Infermieri che urlano e corrono per tutto il reparto portandosi dietro i carrelli con i medicinali e tutte le varie attrezzature. Izabel non sa dove guardare, se i pazienti o il giovane medico con cui dovrebbe parlare che in quel momento sta sollevando uno di loro, che potrebbe pesare un quintale, come se fosse una piuma. Sente la sua voce sovrastare il resto del personale medico dettando ordini sulle diverse procedure da seguire. La ragazza è ancora lì impalata quando, dopo diversi minuti, il dottor Michael alza la testa dalla cartella clinica che si ritrova in mano e nota la sua presenza. Si porta una ciocca di capelli dietro l'orecchio, le sorride poi si volta verso una sua collega per dirle qualcosa che Izabel non riesce a sentire e alla fine la raggiunge.

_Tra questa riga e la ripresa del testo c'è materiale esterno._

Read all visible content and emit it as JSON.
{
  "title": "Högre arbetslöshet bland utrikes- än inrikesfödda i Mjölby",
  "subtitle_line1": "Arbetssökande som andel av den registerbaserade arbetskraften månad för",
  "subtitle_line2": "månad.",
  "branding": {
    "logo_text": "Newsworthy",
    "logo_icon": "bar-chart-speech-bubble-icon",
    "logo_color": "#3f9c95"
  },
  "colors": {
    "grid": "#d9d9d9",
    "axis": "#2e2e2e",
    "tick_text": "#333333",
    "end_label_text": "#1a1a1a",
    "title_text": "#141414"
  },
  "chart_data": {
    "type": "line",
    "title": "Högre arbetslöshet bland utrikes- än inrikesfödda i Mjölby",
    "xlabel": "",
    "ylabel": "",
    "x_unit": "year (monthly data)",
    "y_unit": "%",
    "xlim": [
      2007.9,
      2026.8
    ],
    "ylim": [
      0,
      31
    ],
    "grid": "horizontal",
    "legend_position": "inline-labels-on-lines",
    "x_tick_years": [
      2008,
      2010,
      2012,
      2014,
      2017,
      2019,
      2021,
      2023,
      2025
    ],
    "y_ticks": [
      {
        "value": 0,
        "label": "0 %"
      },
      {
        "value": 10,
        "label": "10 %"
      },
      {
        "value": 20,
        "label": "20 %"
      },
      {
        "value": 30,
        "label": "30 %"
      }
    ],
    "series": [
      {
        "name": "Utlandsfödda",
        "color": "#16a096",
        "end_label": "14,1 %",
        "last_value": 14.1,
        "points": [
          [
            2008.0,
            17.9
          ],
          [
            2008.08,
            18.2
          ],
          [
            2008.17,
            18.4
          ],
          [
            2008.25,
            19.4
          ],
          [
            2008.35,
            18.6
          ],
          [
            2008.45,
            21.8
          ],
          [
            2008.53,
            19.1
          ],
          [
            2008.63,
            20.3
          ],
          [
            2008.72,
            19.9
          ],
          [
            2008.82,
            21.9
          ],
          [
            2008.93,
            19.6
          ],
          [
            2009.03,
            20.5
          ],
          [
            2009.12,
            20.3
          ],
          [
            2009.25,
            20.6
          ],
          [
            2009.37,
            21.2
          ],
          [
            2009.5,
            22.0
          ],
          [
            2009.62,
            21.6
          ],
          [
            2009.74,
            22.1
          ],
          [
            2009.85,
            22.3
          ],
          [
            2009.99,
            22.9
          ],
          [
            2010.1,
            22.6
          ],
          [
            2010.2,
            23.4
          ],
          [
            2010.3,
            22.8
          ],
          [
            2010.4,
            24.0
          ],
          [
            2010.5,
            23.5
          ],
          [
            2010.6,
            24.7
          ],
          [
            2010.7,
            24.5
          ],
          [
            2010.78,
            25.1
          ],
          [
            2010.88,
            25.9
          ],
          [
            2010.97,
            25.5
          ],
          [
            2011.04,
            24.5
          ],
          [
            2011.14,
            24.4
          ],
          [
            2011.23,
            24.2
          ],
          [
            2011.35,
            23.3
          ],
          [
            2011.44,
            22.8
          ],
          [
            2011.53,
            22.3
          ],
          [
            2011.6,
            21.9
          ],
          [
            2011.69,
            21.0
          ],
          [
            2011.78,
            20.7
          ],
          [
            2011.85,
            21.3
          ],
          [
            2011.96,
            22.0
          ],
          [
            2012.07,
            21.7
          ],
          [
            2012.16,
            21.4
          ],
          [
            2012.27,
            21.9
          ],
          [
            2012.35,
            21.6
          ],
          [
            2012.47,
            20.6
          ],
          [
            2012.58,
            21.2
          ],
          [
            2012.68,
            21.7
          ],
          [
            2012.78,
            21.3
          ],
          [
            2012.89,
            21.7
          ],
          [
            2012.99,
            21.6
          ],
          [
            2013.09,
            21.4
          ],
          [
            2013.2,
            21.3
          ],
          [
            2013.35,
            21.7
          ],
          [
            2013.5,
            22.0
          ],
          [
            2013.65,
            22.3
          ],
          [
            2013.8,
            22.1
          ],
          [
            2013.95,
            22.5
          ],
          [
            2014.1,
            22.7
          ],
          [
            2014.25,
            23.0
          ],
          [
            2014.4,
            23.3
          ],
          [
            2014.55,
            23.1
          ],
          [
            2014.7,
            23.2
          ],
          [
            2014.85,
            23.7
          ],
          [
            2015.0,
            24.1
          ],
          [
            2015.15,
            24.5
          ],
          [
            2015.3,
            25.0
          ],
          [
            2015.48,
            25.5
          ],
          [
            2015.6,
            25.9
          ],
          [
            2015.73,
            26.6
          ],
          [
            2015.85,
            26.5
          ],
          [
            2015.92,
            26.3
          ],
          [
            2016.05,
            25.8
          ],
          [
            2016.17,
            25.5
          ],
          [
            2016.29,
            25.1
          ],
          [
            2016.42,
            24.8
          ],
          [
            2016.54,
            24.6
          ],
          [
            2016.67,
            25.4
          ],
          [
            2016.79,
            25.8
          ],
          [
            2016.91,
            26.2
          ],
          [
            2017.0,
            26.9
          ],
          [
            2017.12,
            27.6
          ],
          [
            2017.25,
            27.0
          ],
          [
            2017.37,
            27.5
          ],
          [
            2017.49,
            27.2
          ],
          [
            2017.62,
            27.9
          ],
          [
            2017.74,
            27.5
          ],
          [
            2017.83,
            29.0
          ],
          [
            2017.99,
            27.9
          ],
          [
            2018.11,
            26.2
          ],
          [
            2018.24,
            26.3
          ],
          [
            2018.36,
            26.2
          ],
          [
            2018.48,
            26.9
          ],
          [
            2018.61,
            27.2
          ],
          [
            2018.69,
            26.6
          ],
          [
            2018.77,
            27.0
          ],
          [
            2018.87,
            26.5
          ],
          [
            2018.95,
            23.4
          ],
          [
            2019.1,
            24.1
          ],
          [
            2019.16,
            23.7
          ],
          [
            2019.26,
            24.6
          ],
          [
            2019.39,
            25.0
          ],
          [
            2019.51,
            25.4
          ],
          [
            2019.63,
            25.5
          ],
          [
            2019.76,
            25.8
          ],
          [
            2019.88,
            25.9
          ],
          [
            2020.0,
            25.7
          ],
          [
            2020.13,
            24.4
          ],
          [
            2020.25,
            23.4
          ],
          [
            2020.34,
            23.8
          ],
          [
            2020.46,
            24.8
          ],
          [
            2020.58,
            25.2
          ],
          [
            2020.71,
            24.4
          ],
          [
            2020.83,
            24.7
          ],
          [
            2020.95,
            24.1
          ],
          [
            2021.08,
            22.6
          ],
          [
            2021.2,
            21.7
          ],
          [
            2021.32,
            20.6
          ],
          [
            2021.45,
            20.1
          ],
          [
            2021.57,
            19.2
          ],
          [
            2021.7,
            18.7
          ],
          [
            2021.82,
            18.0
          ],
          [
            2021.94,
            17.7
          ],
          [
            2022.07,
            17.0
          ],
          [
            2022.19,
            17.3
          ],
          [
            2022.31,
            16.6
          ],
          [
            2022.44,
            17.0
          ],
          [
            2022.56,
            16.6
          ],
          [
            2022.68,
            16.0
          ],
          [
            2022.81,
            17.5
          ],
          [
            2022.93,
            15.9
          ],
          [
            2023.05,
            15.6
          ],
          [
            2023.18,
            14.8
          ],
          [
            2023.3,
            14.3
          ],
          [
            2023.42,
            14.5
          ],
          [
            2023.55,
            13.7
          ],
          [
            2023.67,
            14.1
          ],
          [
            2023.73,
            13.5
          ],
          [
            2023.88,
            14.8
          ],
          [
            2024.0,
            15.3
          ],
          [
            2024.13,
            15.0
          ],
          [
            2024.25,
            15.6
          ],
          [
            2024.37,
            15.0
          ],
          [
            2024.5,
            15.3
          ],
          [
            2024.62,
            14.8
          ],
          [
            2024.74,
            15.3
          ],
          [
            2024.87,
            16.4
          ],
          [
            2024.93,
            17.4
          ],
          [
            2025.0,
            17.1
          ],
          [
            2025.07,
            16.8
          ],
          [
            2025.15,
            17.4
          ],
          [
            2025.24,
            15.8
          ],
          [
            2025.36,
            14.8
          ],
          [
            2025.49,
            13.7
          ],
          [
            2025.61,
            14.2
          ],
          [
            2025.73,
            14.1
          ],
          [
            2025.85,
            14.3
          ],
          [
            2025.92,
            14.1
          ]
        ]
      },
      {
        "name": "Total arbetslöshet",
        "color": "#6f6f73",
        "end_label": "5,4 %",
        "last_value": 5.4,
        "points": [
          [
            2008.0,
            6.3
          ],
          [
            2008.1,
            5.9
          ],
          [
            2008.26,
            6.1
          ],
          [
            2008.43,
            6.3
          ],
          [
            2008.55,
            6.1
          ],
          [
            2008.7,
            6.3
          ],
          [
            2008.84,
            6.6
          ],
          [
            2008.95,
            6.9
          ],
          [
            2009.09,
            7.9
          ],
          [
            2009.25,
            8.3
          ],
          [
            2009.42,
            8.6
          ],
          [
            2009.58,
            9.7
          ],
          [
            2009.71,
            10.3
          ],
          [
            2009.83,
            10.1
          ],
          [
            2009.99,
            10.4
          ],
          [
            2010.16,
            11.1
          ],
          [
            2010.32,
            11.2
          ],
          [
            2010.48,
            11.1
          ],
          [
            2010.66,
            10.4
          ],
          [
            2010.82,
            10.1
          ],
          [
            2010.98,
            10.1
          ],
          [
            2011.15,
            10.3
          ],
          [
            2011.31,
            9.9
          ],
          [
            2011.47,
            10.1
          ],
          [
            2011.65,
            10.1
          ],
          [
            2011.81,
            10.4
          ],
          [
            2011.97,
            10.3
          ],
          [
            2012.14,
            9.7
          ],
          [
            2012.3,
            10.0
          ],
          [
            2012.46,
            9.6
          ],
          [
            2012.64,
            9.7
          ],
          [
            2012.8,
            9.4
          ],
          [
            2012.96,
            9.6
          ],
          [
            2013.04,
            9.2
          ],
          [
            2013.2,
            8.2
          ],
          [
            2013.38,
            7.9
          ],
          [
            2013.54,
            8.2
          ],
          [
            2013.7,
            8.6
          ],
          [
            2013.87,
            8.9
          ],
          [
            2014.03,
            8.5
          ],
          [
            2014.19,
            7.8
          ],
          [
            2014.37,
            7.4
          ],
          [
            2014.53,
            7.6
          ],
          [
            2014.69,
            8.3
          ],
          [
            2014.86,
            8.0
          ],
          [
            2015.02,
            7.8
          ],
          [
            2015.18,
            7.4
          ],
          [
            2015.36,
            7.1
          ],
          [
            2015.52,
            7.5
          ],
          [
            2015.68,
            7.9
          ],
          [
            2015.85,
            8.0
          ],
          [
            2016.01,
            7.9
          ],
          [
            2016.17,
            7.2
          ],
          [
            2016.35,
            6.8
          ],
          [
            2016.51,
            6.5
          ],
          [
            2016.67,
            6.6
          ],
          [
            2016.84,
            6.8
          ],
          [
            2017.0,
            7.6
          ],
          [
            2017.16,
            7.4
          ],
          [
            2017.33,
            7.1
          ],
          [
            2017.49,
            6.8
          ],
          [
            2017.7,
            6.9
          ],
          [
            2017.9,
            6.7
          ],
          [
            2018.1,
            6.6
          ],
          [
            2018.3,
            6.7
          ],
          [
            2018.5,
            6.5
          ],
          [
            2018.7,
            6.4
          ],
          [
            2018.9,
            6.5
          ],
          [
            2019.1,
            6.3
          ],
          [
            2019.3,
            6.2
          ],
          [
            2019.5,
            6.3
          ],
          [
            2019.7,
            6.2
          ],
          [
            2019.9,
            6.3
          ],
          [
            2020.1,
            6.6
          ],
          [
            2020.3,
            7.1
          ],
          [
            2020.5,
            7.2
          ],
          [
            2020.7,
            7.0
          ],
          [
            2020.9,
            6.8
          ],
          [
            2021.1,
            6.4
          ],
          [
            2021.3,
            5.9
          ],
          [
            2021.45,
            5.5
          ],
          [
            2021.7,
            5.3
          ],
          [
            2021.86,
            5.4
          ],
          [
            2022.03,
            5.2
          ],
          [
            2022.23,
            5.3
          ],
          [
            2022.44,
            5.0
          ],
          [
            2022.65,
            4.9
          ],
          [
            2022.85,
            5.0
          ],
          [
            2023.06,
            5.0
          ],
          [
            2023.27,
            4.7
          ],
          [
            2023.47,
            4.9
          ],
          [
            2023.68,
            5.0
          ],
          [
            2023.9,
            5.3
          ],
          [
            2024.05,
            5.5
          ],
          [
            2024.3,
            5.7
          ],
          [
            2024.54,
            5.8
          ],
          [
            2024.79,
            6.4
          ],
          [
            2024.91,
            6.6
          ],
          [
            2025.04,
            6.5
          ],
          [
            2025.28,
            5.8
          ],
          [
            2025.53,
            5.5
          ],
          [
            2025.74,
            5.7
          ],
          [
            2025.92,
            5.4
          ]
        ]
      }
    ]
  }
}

<<Buongiorno, mi scusi se l'ho fatta aspettare>> le dice lui, guidandola verso una finestra che affaccia su un piccolo giardino esterno.
<<Oh la prego, mi chiami pure Izabel.>>
<<Allora anche tu puoi chiamarmi Michael.>>
Si sorridono a vicenda in modo cordiale e poi si siedono su una panchina all'ombra, godendo di quella tregua al caldo asfissiante. Dopo alcuni istanti in silenzio Izabel si gira verso il ragazzo e chiede: <<beh, che ne dici di dirmi il motivo per cui volevi parlarmi?>>
Lui sembra non averla sentita e dopo qualche secondo la ragazza è pronta a ripetere la domanda quando Michael esordisce con: << perché ti sei spaventata vedendomi ieri?>>
Lei sgrana gli occhi per lo stupore, decisamente non si aspettava quella domanda.
Lui si volta a guardarla. O meglio, la fissa negli occhi e poi le chiede: <<quando mi hai visto la prima volta eri in preda al panico, sembrava che tu volessi fuggire da me. Lo stesso è avvenuto ieri: anche se eri più tranquilla, nei tuoi occhi si vedeva che provavi paura. Perché, cosa ti spaventa esattamente?>>
Izabel non sa bene cosa rispondere, sente come un fastidio allo stomaco e inizia a dondolare i piedi per cercare di distrarsi.
<<Non credo siano affari suo, dottor Michael.>>
Lui alza un sopracciglio. <<Non gliel'ho chiesto come dottore, ma per semplice curiosità.>>
<<Bene, tenga le sue curiosità per se>> le risponde Izabel alzandosi in piedi. <<Ora mi scusi ma ho altri impegni.>>
Michael si alza e si posiziona davanti la ragazza coprendola dal sole. <<Izabel scusami se ti ho turbata, non era mia intenzione. E' solo che normalmente infondo calma e fiducia nei miei pazienti, nessuno si è mai spaventato vedendomi, prima che arrivassi tu.>>
Le sposta delicatamente una ciocca dal suo viso piccolo e aggraziato, scoprendo i suoi bellissimi occhi verdi che ora lo stanno guardano con diffidenza.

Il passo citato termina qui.